The Selection & Transformation tab appears when editing the settings for a modeling algorithm. The options available on the tab will depend upon the algorithm you are editing. The various options are explained below. Many of the options have related advanced settings which can be found in the Advanced Settings tab.
- Transform Dependent Variable - Select the transformation to apply to the dependent variable. The default is no transformation. You can select multiple, in which case each will be tried. This is only available for numeric prediction models.
- Bin Categorical Predictors - If this option is turned on, Predict will search for optimal ways to bin (i.e., combine the categories) for categorical predictors. Turn it on by checking Yes, or turn it off by checking No. You can check both Yes and No, in which case Predict will run it both ways as separate iterations so that you can compare the results.
- Bin Numeric Predictors - If this option is turned on, Predict will search for optimal ways to bin (i.e., group together ranges of values) for numeric predictors. Turn it on by checking Yes, or turn it off by checking No. You can check both Yes and No, in which case Predict will run it both ways as separate iterations so that you can compare the results.
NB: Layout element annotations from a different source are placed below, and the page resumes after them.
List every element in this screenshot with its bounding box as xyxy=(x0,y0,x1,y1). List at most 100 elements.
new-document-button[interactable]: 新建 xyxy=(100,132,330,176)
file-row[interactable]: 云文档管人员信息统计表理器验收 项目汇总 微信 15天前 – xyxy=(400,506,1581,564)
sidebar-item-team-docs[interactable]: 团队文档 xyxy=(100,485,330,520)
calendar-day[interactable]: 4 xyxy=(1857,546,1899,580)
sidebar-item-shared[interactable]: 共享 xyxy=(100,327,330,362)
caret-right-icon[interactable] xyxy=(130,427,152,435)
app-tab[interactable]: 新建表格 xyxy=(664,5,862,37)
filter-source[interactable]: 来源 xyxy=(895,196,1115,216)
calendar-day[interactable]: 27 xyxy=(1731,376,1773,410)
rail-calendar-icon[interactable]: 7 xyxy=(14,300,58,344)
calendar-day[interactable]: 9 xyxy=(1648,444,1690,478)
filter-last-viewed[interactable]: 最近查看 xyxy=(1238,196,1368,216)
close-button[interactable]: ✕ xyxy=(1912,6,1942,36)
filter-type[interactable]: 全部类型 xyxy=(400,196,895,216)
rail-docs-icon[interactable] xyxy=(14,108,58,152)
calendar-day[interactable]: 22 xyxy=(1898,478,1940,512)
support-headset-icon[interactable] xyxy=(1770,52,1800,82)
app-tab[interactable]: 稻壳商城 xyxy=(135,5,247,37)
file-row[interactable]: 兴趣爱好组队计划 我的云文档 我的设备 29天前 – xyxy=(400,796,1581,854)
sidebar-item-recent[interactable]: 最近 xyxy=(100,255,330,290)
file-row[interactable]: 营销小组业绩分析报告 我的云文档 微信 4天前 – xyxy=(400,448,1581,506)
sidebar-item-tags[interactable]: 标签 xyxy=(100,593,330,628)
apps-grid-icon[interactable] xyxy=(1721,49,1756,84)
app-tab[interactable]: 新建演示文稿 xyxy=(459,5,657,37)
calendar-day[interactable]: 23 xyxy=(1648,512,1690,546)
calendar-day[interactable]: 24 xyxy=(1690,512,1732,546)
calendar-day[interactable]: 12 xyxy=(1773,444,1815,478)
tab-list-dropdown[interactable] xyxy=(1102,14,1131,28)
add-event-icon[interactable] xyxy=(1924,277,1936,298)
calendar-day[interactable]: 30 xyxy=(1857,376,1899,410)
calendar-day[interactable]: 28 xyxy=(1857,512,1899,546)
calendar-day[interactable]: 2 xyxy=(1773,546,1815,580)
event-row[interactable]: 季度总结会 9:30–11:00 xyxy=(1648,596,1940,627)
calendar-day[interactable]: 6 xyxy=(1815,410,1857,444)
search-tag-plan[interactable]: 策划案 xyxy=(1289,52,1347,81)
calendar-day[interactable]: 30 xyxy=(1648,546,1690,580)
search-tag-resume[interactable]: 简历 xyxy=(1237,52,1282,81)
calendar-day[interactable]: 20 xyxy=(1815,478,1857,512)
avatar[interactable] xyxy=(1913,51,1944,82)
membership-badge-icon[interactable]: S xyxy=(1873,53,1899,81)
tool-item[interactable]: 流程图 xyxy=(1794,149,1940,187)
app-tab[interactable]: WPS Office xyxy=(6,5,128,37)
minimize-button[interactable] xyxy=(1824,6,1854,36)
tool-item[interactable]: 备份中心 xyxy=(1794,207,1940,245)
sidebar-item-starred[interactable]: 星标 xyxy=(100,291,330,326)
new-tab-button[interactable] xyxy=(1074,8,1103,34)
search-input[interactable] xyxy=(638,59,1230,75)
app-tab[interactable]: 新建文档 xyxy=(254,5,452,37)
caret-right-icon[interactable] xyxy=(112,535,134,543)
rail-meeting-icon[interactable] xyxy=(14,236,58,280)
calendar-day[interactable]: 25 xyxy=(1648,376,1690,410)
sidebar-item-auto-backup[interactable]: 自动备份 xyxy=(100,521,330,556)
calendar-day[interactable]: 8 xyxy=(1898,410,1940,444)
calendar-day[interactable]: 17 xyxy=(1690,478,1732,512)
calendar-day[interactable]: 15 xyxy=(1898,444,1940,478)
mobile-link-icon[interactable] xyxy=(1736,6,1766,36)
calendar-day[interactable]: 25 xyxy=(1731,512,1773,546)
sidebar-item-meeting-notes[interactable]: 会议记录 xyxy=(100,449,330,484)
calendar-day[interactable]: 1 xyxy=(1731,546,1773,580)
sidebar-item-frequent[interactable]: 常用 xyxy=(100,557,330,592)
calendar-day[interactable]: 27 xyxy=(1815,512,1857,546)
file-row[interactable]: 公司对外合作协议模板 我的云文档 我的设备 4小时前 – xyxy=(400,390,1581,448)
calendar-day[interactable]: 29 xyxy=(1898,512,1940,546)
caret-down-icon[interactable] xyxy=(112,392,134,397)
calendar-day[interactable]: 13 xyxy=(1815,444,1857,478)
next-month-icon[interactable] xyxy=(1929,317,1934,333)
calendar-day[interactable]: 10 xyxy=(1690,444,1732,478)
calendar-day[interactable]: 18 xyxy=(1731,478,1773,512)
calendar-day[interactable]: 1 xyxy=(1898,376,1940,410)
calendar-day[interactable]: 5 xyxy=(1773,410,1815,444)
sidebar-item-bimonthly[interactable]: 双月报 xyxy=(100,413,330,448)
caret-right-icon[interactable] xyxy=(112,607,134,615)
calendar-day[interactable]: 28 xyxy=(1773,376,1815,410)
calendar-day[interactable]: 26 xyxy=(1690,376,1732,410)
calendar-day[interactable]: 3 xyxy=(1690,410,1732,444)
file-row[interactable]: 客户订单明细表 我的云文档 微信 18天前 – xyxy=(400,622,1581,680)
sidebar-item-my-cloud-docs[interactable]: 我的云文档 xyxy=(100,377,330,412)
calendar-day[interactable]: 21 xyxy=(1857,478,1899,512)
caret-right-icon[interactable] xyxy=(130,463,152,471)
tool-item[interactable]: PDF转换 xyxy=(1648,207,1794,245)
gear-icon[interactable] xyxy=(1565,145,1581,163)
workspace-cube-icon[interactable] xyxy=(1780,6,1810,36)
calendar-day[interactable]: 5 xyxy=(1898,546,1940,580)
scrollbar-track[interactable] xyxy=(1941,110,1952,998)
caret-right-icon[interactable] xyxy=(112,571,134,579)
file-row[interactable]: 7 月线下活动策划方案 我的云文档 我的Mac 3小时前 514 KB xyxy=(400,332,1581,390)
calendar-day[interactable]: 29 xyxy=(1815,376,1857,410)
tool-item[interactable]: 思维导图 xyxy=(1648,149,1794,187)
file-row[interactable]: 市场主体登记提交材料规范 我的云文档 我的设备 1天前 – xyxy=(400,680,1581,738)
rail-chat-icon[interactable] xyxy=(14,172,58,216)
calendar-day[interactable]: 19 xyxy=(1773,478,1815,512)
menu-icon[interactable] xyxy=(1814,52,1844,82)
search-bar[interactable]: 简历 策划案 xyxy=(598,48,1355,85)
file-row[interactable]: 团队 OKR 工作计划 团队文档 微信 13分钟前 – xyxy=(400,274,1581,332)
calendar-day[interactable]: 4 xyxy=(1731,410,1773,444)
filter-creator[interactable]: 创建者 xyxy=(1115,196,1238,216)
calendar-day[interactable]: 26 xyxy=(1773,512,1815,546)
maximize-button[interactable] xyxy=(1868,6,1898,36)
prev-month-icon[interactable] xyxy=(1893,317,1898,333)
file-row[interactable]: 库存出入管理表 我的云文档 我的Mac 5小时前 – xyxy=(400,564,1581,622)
- Normalize Numeric Predictors - If this option is turned on, PREDICT will search for optimal ways to normalize (i.e., scale down the values) for numeric predictors. The normalization may involve a standard normal transformation, logging, or other techniques deemed optimal. Turn it on by checking Yes, or turn it off by checking No. You can check both Yes and No, in which case Predict will run it both ways as separate iterations so that you can compare the results.
- Search for Interaction Terms - If set to Yes, LityxIQ will perform extensive automatic searches for interaction terms to place into the model. This is available for linear and logistic regression-based models. Other algorithms naturally search for complex interactions between variables.
- Highest Order Polynomial Degree - Set the highest polynomial order for which to search. The default is 2. If any value higher than 1 is selected, LityxIQ will automatically search for significant polynomial terms for numeric variables. This is only available for linear or logistic regression-based models.
- Autocorrelation Search - If set to Yes, this option will enable Predict to search for pairs of predictor variables that have strong inter-correlations. When it finds such correlations, it will remove one of the pair from further consideration in the modeling process. Setting this option to No will turn off the autocorrelation search and allow all variables chosen as candidate predictors to proceed through further modeling steps. Generally, it is a good idea to allow for autocorrelation search as it provides greater efficiency for the overall process and sacrifices very little model performance.
- Variable Search Direction - For certain iterative algorithms, this setting determines how variable selection procedures will be applied. The Forward setting (default) will continue to add variables to the model until certain internal criteria are met. The Forward and Backward setting will do the same, but also allow for variables to later be removed from the model if it is deemed beneficial. The Forward setting generally requires less processing time and leads to strong models, but in some cases Forward and Backward may provide a better result, although it will often lead to longer model runs.